Kläger war ein Anleger, der Kommanditeinlagen eines Filmfonds gezeichnet hatte, die im Nachhinein in wirtschaftliche Schwierigkeiten geriet. Er richtete Schadenersatzansprüche gegen die Bank, die mit der Beratung des Fonds bei der Auswahl und Heranziehung potentieller Vertragspartner und der Optimierung des gesamten Vertragswerks sowie der gesamten Koordination des Eigenkapitalvertriebs beauftragt war.

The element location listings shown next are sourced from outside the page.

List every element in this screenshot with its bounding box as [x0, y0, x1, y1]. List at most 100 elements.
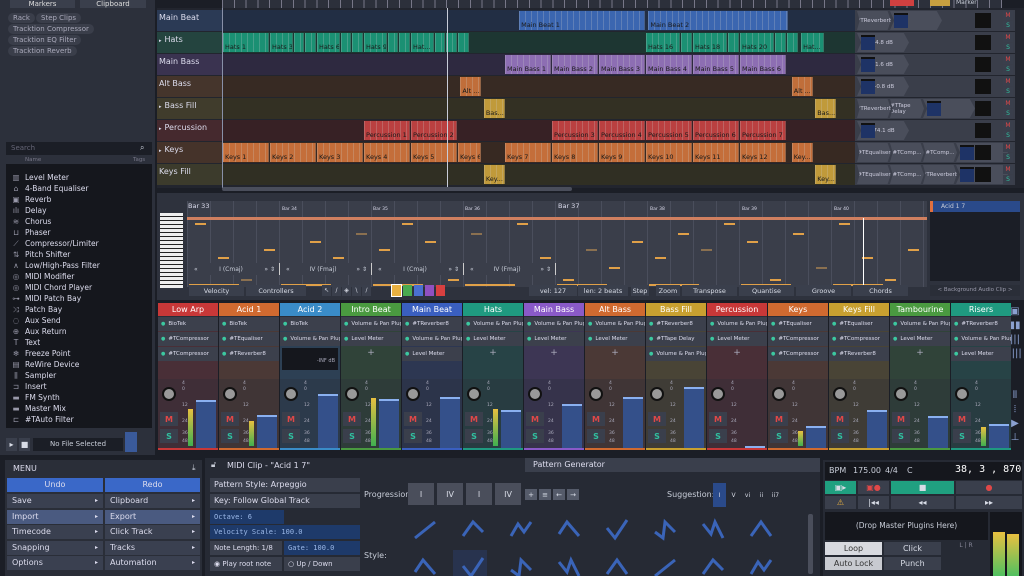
download-icon[interactable]: ⤓ — [192, 463, 196, 472]
channel-plugin[interactable]: #TCompressor — [768, 347, 828, 361]
pan-knob[interactable] — [650, 387, 664, 401]
menu-save[interactable]: Save ▸ — [7, 494, 103, 508]
channel-plugin[interactable]: Level Meter — [341, 332, 401, 346]
plugin-list-item[interactable]: ▣ Reverb — [6, 194, 152, 205]
plugin-slot[interactable]: #TReverber8 — [857, 11, 891, 30]
clip[interactable]: Percussion 3 — [552, 121, 598, 140]
solo-button[interactable]: S — [770, 429, 788, 443]
channel-plugin[interactable]: #TCompressor — [768, 332, 828, 346]
plugin-list-item[interactable]: ❄ Freeze Point — [6, 348, 152, 359]
plugin-list-item[interactable]: ◎ MIDI Modifier — [6, 271, 152, 282]
midi-note[interactable] — [241, 279, 252, 281]
vel-button[interactable]: vel: 127 — [529, 285, 577, 296]
menu-tracks[interactable]: Tracks ▸ — [105, 540, 200, 555]
auto-play-button[interactable]: ▣▸ — [825, 481, 856, 494]
plugin-slot[interactable]: #TReverber8 — [923, 165, 957, 184]
arpeggio-style-option[interactable] — [461, 557, 485, 576]
octave-slider[interactable]: Octave: 6 — [210, 510, 284, 524]
channel-plugin[interactable]: Volume & Pan Plugin — [890, 317, 950, 331]
midi-note[interactable] — [839, 223, 850, 225]
column-name[interactable]: Name — [25, 157, 42, 163]
progression-chord[interactable]: IV — [495, 483, 521, 505]
mute-button[interactable]: M — [1003, 33, 1013, 42]
gate-slider[interactable]: Gate: 100.0 — [284, 541, 360, 555]
clip[interactable] — [787, 33, 798, 52]
mute-button[interactable]: M — [892, 412, 910, 426]
channel-name[interactable]: Bass Fill — [646, 303, 706, 316]
note-color-swatch[interactable] — [403, 285, 412, 296]
channel-plugin[interactable]: #TEqualiser — [768, 317, 828, 331]
channel-plugin[interactable]: #TReverber8 — [219, 347, 279, 361]
channel-name[interactable]: Hats — [463, 303, 523, 316]
mute-button[interactable]: M — [587, 412, 605, 426]
midi-note[interactable] — [333, 257, 344, 259]
clip[interactable]: Percussion 5 — [646, 121, 692, 140]
track-header[interactable]: ▸ Bass Fill — [157, 98, 222, 119]
midi-note[interactable] — [218, 257, 229, 259]
position-display[interactable]: 38, 3 , 870 — [955, 464, 1022, 475]
midi-note[interactable] — [448, 279, 459, 281]
arpeggio-style-option[interactable] — [605, 519, 629, 541]
clip[interactable]: Main Bass 6 — [740, 55, 786, 74]
channel-plugin[interactable]: #TReverber8 — [402, 317, 462, 331]
style-scrollbar[interactable] — [808, 514, 813, 574]
clip[interactable] — [387, 33, 399, 52]
track-lane[interactable]: Hats 1 Hats 3 Hats 6 Hats 9 Hat... Hats 16 Hat… — [222, 32, 857, 53]
note-color-swatch[interactable] — [414, 285, 423, 296]
clip[interactable]: Alt ... — [460, 77, 482, 96]
channel-name[interactable]: Tambourine — [890, 303, 950, 316]
clip-list-item[interactable]: Acid 1 7 — [930, 201, 1020, 212]
progression-chord[interactable]: IV — [437, 483, 463, 505]
channel-plugin[interactable]: Volume & Pan Plugin — [341, 317, 401, 331]
add-plugin-button[interactable]: + — [489, 348, 497, 358]
solo-button[interactable]: S — [953, 429, 971, 443]
solo-button[interactable]: S — [160, 429, 178, 443]
clip[interactable]: Main Bass 2 — [552, 55, 598, 74]
midi-note[interactable] — [655, 257, 666, 259]
menu-click-track[interactable]: Click Track ▸ — [105, 525, 200, 539]
play-preview-button[interactable]: ▸ — [6, 438, 17, 451]
arpeggio-style-option[interactable] — [654, 558, 676, 576]
arpeggio-style-option[interactable] — [413, 557, 437, 575]
arpeggio-style-option[interactable] — [414, 520, 436, 540]
arpeggio-style-option[interactable] — [557, 556, 581, 576]
tab-pattern-generator[interactable]: Pattern Generator — [525, 458, 820, 472]
pan-knob[interactable] — [345, 387, 359, 401]
chord-prev-icon[interactable]: « — [378, 265, 382, 273]
clip[interactable]: Hat... — [411, 33, 434, 52]
clip[interactable]: Hats 18 — [693, 33, 728, 52]
plugin-slot[interactable]: #TComp... — [890, 143, 924, 162]
midi-note[interactable] — [471, 233, 482, 235]
clip[interactable]: Hats 16 — [646, 33, 681, 52]
punch-button[interactable]: Punch — [884, 557, 941, 570]
pan-knob[interactable] — [284, 387, 298, 401]
mute-button[interactable]: M — [1003, 165, 1013, 174]
note-color-swatch[interactable] — [436, 285, 445, 296]
track-lane[interactable]: Main Beat 1 Main Beat 2 — [222, 10, 857, 31]
record-marker-button[interactable] — [890, 0, 914, 6]
plugin-slot[interactable]: #TTape Delay — [890, 99, 924, 118]
background-audio-clip[interactable]: < Background Audio Clip > — [930, 285, 1020, 296]
fader-thumbnail[interactable] — [960, 145, 974, 160]
track-lane[interactable]: Percussion 1 Percussion 2 Percussion 3 Perc… — [222, 120, 857, 141]
midi-note[interactable] — [862, 257, 873, 259]
plugin-list-item[interactable]: ▤ ReWire Device — [6, 359, 152, 370]
add-plugin-button[interactable]: + — [733, 348, 741, 358]
volume-fader[interactable] — [623, 397, 643, 448]
tab-markers[interactable]: Markers — [10, 0, 75, 8]
time-signature[interactable]: 4/4 — [885, 466, 898, 475]
channel-plugin[interactable]: BioTek — [158, 317, 218, 331]
chord-block[interactable]: « I (Cmaj) » ⇕ — [190, 263, 280, 275]
fader-thumbnail[interactable] — [960, 167, 974, 182]
midi-note[interactable] — [770, 279, 781, 281]
chords-button[interactable]: Chords — [853, 285, 908, 296]
pan-knob[interactable] — [589, 387, 603, 401]
suggestion-chord[interactable]: vi — [744, 491, 751, 499]
channel-name[interactable]: Intro Beat — [341, 303, 401, 316]
solo-button[interactable]: S — [587, 429, 605, 443]
plugin-slot[interactable]: #TEqualiser — [857, 165, 891, 184]
expand-icon[interactable]: ▸ — [159, 38, 162, 44]
up-down-radio[interactable]: ○ Up / Down — [284, 557, 360, 571]
chord-note[interactable] — [465, 284, 515, 286]
clip[interactable]: Hats 3 — [270, 33, 293, 52]
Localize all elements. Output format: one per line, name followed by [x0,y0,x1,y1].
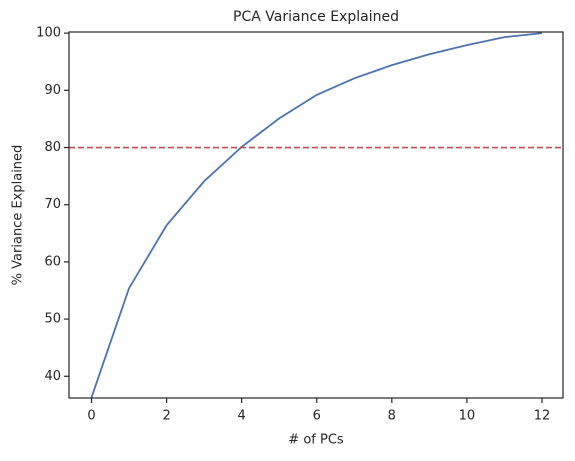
x-tick-label: 12 [534,409,551,424]
y-tick-label: 60 [44,254,61,269]
x-tick-label: 2 [162,409,170,424]
y-tick-label: 80 [44,140,61,155]
plot-frame [68,31,564,399]
x-tick-label: 0 [87,409,95,424]
data-line [90,32,543,398]
x-axis-label: # of PCs [288,433,344,448]
x-tick-label: 10 [459,409,476,424]
y-axis-label: % Variance Explained [11,145,26,286]
x-tick-label: 4 [238,409,246,424]
y-tick-label: 90 [44,83,61,98]
y-tick-label: 70 [44,197,61,212]
chart-title: PCA Variance Explained [233,9,399,25]
x-tick-label: 8 [388,409,396,424]
y-tick-label: 50 [44,312,61,327]
y-tick-label: 40 [44,369,61,384]
x-tick-label: 6 [313,409,321,424]
y-tick-label: 100 [36,26,61,41]
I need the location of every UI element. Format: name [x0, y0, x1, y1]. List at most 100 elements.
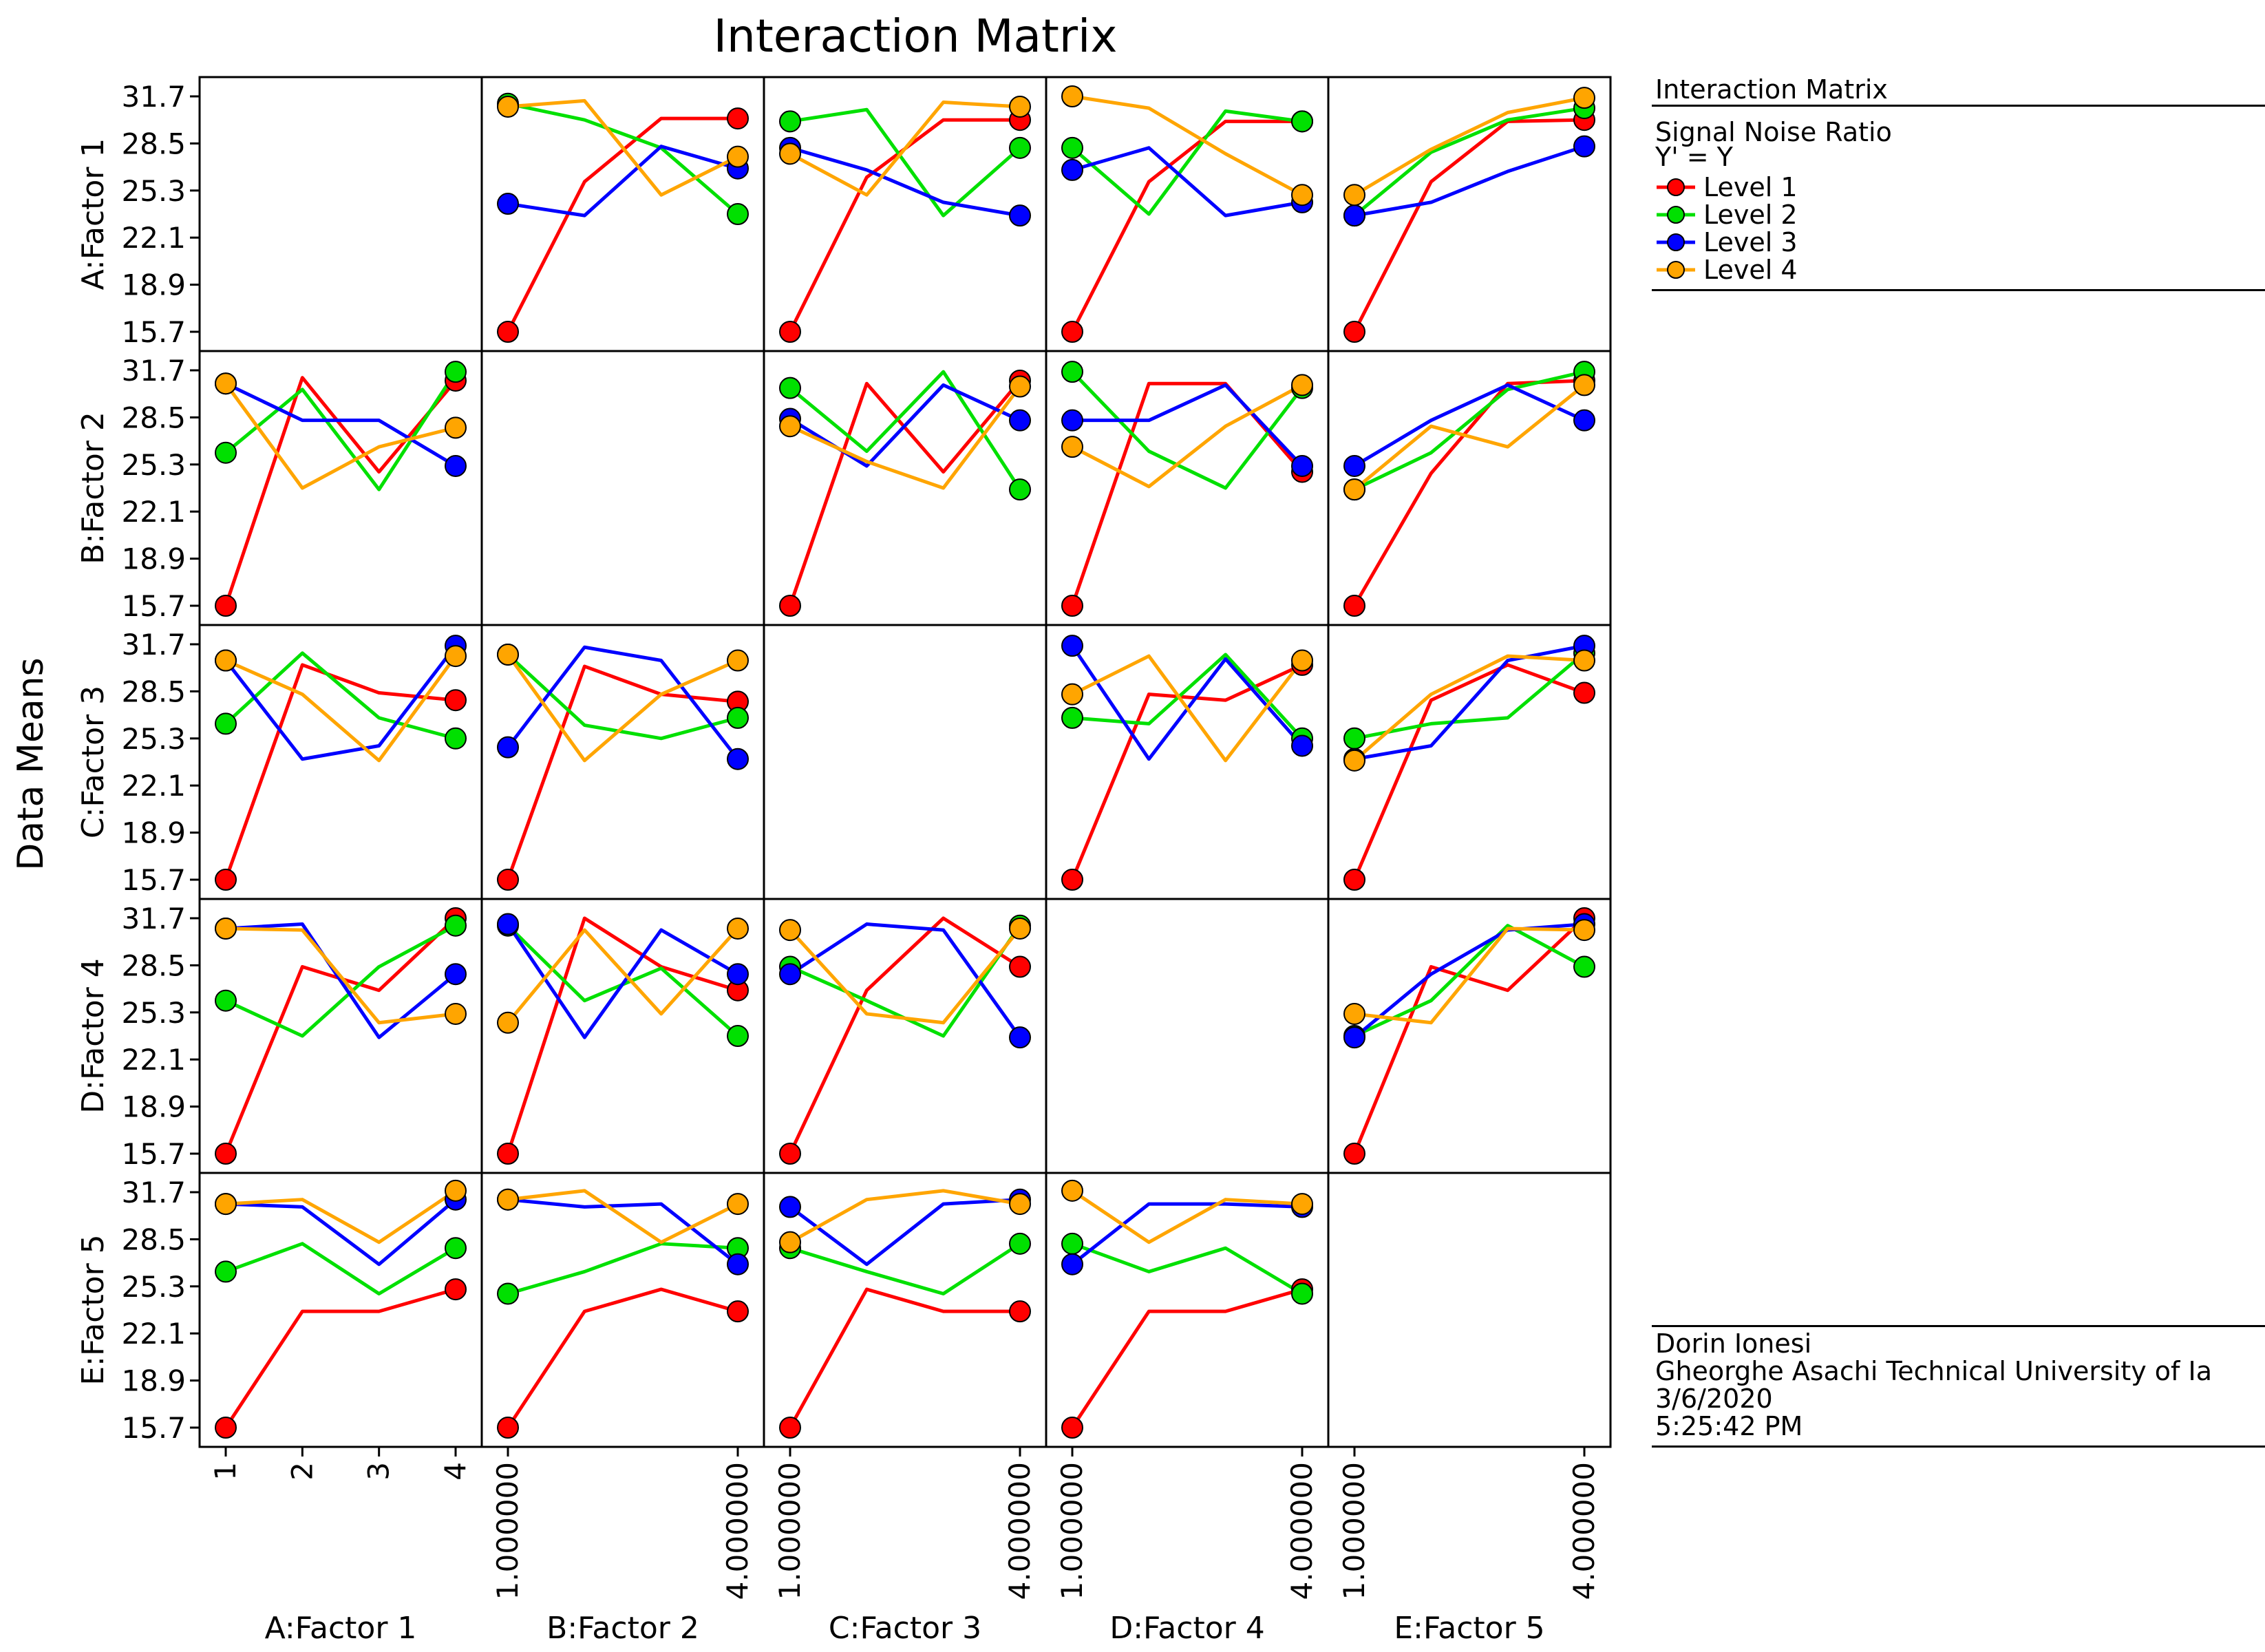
- series-line-level-3: [1072, 383, 1304, 467]
- data-point-level-2: [445, 361, 467, 383]
- series-line-level-4: [225, 1189, 457, 1245]
- data-point-level-2: [727, 203, 749, 225]
- y-tick-label: 22.1: [121, 495, 186, 529]
- y-tick-label: 25.3: [121, 448, 186, 482]
- series-line-level-2: [224, 651, 456, 741]
- footer-divider-bottom: [1652, 1446, 2265, 1448]
- data-point-level-1: [445, 689, 467, 712]
- series-line-level-4: [225, 926, 456, 1025]
- series-line-level-1: [1070, 1287, 1303, 1429]
- series-line-level-3: [507, 1198, 739, 1266]
- data-point-level-3: [1343, 454, 1365, 477]
- series-line-level-2: [224, 924, 457, 1038]
- series-line-level-1: [224, 376, 457, 606]
- data-point-level-1: [215, 869, 237, 891]
- series-line-level-1: [506, 1287, 738, 1429]
- data-point-level-3: [445, 963, 467, 986]
- panel-2-0: [215, 635, 467, 891]
- data-point-level-4: [445, 645, 467, 668]
- data-point-level-4: [1291, 184, 1313, 206]
- panel-3-4: [1343, 907, 1595, 1165]
- data-point-level-4: [215, 649, 237, 672]
- series-line-level-2: [224, 370, 458, 491]
- series-line-level-2: [1071, 109, 1303, 216]
- y-tick-label: 28.5: [121, 675, 186, 708]
- panel-0-3: [1061, 85, 1313, 343]
- data-point-level-1: [215, 1143, 237, 1165]
- y-tick-label: 15.7: [121, 1411, 186, 1445]
- series-line-level-3: [789, 1198, 1021, 1267]
- matrix-cell-0-0: [198, 76, 483, 352]
- series-line-level-4: [1354, 926, 1585, 1025]
- row-factor-label: B:Factor 2: [76, 412, 111, 564]
- data-point-level-1: [1343, 321, 1365, 343]
- series-line-level-1: [506, 664, 738, 880]
- series-line-level-4: [1353, 654, 1585, 762]
- data-point-level-2: [445, 1237, 467, 1260]
- matrix-cell-3-0: [198, 898, 483, 1174]
- data-point-level-2: [215, 712, 237, 735]
- series-line-level-2: [507, 102, 739, 215]
- series-line-level-4: [1071, 654, 1304, 763]
- x-tick-label: 4.000000: [1285, 1462, 1319, 1600]
- panel-4-1: [497, 1188, 749, 1439]
- series-line-level-4: [507, 927, 739, 1024]
- data-point-level-3: [497, 736, 519, 759]
- legend-label-level-1: Level 1: [1703, 172, 1798, 202]
- y-tick-label: 22.1: [121, 769, 186, 803]
- data-point-level-4: [1343, 184, 1365, 206]
- data-point-level-1: [497, 869, 519, 891]
- data-point-level-2: [497, 1282, 519, 1305]
- series-line-level-2: [225, 1242, 457, 1295]
- matrix-grid: 31.7 28.5 25.3 22.1 18.9 15.7 A:Factor 1 31.7 28…: [76, 76, 1612, 1646]
- series-line-level-2: [507, 1242, 738, 1295]
- matrix-cell-3-3: [1045, 898, 1330, 1174]
- panel-4-3: [1061, 1179, 1313, 1439]
- column-factor-label: E:Factor 5: [1394, 1611, 1544, 1646]
- data-point-level-3: [497, 193, 519, 215]
- panel-3-0: [215, 907, 467, 1165]
- data-point-level-4: [497, 643, 519, 666]
- data-point-level-4: [1009, 917, 1031, 940]
- series-line-level-3: [224, 644, 457, 761]
- data-point-level-2: [779, 377, 801, 399]
- data-point-level-2: [1291, 1282, 1313, 1305]
- panel-1-4: [1343, 361, 1595, 617]
- footer-institution: Gheorghe Asachi Technical University of …: [1655, 1356, 2213, 1386]
- data-point-level-4: [497, 95, 519, 118]
- y-tick-label: 15.7: [121, 1137, 186, 1171]
- y-tick-label: 25.3: [121, 722, 186, 756]
- data-point-level-2: [445, 727, 467, 750]
- data-point-level-3: [727, 963, 749, 986]
- matrix-cell-3-4: [1327, 898, 1612, 1174]
- legend-swatch-level-1: [1657, 178, 1695, 196]
- series-line-level-3: [1071, 1202, 1303, 1266]
- data-point-level-4: [1343, 478, 1365, 501]
- data-point-level-4: [727, 145, 749, 168]
- y-tick-label: 31.7: [121, 354, 186, 388]
- series-line-level-3: [789, 922, 1022, 1039]
- data-point-level-3: [1061, 409, 1083, 432]
- panel-4-2: [779, 1188, 1031, 1439]
- data-point-level-2: [779, 110, 801, 133]
- series-line-level-3: [1354, 644, 1585, 761]
- data-point-level-4: [1009, 95, 1031, 118]
- data-point-level-1: [1009, 1300, 1031, 1323]
- data-point-level-3: [1061, 1253, 1083, 1275]
- legend-swatch-level-4: [1657, 261, 1695, 279]
- x-tick-label: 1.000000: [1337, 1462, 1371, 1600]
- series-line-level-1: [1352, 663, 1585, 880]
- legend-transform: Y' = Y: [1655, 142, 1733, 172]
- matrix-cell-3-2: [763, 898, 1048, 1174]
- matrix-cell-4-4: [1327, 1172, 1612, 1448]
- series-line-level-4: [789, 100, 1021, 197]
- data-point-level-3: [1343, 1026, 1365, 1049]
- data-point-level-2: [215, 989, 237, 1012]
- legend-swatch-level-3: [1657, 233, 1695, 251]
- panel-4-0: [215, 1179, 467, 1439]
- data-point-level-2: [727, 1025, 749, 1047]
- series-line-level-3: [224, 381, 457, 468]
- data-point-level-3: [1009, 1026, 1031, 1049]
- x-tick-label: 2: [285, 1462, 319, 1481]
- data-point-level-1: [215, 1417, 237, 1439]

Der BGH wies die Klage ab: Die spezialgesetzliche Prospekthaftung im engeren Sinne war bereits verjährt, sodass nur Raum für Schadenersatz nach den allgemeinen Regeln vorvertraglichen Verschuldens in Frage kam. Dafür jedoch, so der Senat, sei es erforderlich, dass die Bank persönliches Vertrauen des Anlegers in Anspruch genommen hat und eine Vertragsbeziehung mit diesem zustande gekommen ist, die ihm einen Anspruch auf Auskunft und Beratung gewährt. Daran fehlte es jedoch hier, da die Bank gegenüber dem Anleger nur zur Entgegennahme des Zeichnungsscheins und als Einzahlungstreuhänderin auftrat.